A New Scenario Reduction Method Based on Higher-Order Moments
提出一种混合整数线性规划模型,通过最小化原始与缩减场景间的高阶矩信息损失来提高随机规划中场景缩减的精度,并设计改进的Benders分解算法求解,在国际投资组合选择问题上验证了优越性。
Scenario reduction is an effective method to ease the computational burden of stochastic programming problems, which aims at choosing a subset of scenarios that can better represent a large number of possible scenarios. Higher-order moments are critical in the scenario reduction process, especially for stochastic programming problems that are greatly affected by the moments. From this idea, we construct a mixed integer linear programming model to improve the reduction accuracy of traditional methods by minimizing the moments’ information loss between the original and reduced scenarios. An improved Benders decomposition algorithm is then designed to find an optimal solution for the model. Finally, the resulting scenarios are examined on an international portfolio selection problem. Empirical and comparative studies are also carried out to reveal the superiority of our proposed scenario reduction method over other existing approaches or models, together with the superior performance of the algorithm. Summary of Contribution: To effectively solve stochastic programming problems, the scenario reduction method has become an active research area to strike a balance between the fine representation of random variables and computational complexity. Thus, how to design a reasonable optimal scenario reduction model and effectively solve this complex model is very important and meaningful.
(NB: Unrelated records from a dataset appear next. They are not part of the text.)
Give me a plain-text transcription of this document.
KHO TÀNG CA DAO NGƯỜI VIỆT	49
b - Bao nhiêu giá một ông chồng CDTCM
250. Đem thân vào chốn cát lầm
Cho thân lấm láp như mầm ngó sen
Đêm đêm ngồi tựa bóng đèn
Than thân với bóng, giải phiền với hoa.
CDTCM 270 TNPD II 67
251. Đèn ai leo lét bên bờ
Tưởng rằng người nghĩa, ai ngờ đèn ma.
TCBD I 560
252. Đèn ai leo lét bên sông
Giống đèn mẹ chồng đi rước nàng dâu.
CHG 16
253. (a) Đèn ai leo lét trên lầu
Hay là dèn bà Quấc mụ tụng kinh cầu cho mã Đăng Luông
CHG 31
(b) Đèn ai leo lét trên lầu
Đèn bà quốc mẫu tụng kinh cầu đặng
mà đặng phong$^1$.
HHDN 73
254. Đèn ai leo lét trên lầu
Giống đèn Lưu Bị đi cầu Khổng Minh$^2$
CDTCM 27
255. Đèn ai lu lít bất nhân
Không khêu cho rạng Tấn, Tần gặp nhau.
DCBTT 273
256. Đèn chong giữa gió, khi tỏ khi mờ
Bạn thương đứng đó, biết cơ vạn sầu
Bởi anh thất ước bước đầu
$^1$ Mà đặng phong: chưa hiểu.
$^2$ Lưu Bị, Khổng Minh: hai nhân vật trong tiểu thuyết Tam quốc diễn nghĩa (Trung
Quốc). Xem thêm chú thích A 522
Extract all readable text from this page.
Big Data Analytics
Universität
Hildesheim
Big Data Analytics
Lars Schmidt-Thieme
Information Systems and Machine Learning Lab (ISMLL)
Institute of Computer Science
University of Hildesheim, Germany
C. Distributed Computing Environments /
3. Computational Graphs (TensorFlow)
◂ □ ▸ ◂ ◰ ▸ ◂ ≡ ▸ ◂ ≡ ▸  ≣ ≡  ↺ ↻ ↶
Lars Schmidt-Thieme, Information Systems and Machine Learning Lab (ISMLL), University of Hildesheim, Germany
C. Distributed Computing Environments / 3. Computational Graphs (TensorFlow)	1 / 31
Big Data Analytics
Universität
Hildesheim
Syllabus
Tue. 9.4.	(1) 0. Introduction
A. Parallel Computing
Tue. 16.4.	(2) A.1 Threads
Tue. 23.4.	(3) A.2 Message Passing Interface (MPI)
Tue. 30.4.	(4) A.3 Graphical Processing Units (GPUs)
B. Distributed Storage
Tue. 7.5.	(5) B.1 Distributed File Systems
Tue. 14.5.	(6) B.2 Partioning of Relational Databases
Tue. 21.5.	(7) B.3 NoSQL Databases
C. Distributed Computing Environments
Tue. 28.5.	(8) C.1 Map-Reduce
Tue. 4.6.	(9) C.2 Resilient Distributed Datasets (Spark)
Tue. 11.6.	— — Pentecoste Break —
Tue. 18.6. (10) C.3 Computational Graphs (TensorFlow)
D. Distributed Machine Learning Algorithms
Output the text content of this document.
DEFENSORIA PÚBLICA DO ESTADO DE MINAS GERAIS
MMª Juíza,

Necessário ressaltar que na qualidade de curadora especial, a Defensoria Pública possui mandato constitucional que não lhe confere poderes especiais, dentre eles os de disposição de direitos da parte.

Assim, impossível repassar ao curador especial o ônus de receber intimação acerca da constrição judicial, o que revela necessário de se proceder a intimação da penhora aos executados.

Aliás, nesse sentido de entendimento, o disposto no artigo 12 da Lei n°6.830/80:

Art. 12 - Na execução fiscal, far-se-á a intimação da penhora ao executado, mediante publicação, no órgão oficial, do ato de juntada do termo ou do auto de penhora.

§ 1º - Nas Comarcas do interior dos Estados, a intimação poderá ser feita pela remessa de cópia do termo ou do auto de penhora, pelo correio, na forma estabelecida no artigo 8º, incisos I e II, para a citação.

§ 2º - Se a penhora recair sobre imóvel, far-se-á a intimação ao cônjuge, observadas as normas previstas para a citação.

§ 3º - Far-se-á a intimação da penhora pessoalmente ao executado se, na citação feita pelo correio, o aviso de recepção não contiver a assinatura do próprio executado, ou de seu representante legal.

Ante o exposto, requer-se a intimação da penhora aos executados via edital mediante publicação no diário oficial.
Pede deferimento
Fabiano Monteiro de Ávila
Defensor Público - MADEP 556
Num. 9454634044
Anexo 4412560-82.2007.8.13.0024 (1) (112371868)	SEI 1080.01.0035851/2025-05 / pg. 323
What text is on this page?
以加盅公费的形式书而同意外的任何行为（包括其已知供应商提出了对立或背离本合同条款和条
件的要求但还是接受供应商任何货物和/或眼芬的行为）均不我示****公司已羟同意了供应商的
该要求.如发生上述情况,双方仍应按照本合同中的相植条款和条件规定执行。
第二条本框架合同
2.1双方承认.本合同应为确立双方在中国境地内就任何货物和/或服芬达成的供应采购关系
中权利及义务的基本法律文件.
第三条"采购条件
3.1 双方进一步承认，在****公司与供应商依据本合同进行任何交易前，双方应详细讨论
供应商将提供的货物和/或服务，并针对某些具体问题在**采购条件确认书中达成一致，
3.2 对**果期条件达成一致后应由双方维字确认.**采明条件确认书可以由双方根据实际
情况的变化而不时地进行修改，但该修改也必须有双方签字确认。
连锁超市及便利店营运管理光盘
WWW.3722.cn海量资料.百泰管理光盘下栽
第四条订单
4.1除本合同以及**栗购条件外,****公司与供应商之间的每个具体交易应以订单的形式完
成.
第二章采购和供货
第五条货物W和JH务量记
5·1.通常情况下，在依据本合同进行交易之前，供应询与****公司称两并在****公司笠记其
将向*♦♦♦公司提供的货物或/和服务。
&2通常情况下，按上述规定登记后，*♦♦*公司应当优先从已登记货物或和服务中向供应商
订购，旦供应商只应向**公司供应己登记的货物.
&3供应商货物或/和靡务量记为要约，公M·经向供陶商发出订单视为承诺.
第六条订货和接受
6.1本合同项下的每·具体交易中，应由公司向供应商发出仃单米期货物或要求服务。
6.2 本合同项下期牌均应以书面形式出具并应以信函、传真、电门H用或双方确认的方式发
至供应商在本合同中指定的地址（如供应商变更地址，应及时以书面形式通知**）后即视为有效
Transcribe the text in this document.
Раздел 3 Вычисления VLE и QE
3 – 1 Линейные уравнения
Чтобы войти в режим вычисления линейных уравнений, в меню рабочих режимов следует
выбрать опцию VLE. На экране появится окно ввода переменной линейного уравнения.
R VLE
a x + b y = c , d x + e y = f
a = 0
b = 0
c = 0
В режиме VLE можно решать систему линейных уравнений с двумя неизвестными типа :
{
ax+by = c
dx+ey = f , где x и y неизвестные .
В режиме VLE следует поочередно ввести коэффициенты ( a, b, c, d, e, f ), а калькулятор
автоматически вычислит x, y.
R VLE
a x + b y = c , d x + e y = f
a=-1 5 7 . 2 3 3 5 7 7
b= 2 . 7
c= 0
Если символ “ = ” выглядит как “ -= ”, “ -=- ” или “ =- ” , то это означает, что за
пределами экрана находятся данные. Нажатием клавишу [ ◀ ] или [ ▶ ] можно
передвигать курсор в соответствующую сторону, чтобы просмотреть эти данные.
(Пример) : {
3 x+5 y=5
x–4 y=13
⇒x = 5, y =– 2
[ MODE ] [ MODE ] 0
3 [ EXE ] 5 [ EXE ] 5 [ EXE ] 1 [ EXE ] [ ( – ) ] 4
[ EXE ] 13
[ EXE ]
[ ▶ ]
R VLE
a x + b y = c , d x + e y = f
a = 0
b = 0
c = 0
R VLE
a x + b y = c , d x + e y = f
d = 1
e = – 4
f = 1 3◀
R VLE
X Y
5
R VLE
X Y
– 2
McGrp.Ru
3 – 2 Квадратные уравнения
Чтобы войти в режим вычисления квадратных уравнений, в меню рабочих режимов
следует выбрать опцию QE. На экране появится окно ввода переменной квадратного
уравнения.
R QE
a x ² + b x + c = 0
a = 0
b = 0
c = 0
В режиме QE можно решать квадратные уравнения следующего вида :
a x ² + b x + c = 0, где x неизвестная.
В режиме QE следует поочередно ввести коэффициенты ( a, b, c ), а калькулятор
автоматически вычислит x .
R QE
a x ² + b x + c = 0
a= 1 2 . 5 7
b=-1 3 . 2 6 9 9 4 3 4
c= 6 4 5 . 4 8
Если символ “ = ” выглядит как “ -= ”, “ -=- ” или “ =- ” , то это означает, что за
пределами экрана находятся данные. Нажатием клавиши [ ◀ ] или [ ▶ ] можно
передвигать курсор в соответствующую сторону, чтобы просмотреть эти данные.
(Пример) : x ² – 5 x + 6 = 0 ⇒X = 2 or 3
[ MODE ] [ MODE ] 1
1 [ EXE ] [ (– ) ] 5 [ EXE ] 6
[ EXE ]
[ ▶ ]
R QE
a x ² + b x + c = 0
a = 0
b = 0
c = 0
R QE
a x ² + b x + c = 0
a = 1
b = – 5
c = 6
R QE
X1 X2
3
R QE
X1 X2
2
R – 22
On the other hand, for some stochastic programming problems, especially the portfolio selection problems, statistical properties of risky assets returns may play a more important role in the scenario reduction process. However, the traditional scenario reduction methods have ignored this point. Thus, in this paper, we propose a mixed integer linear programming model to improve the reduction accuracy by minimizing the higher-order moments’ information loss between the original and reduced scenarios. Furthermore, an accelerated Benders decomposition algorithm is also designed to solve the proposed model. Hence, the aim of this paper is to extend the existing scenario reduction method in substantial and meaningful ways.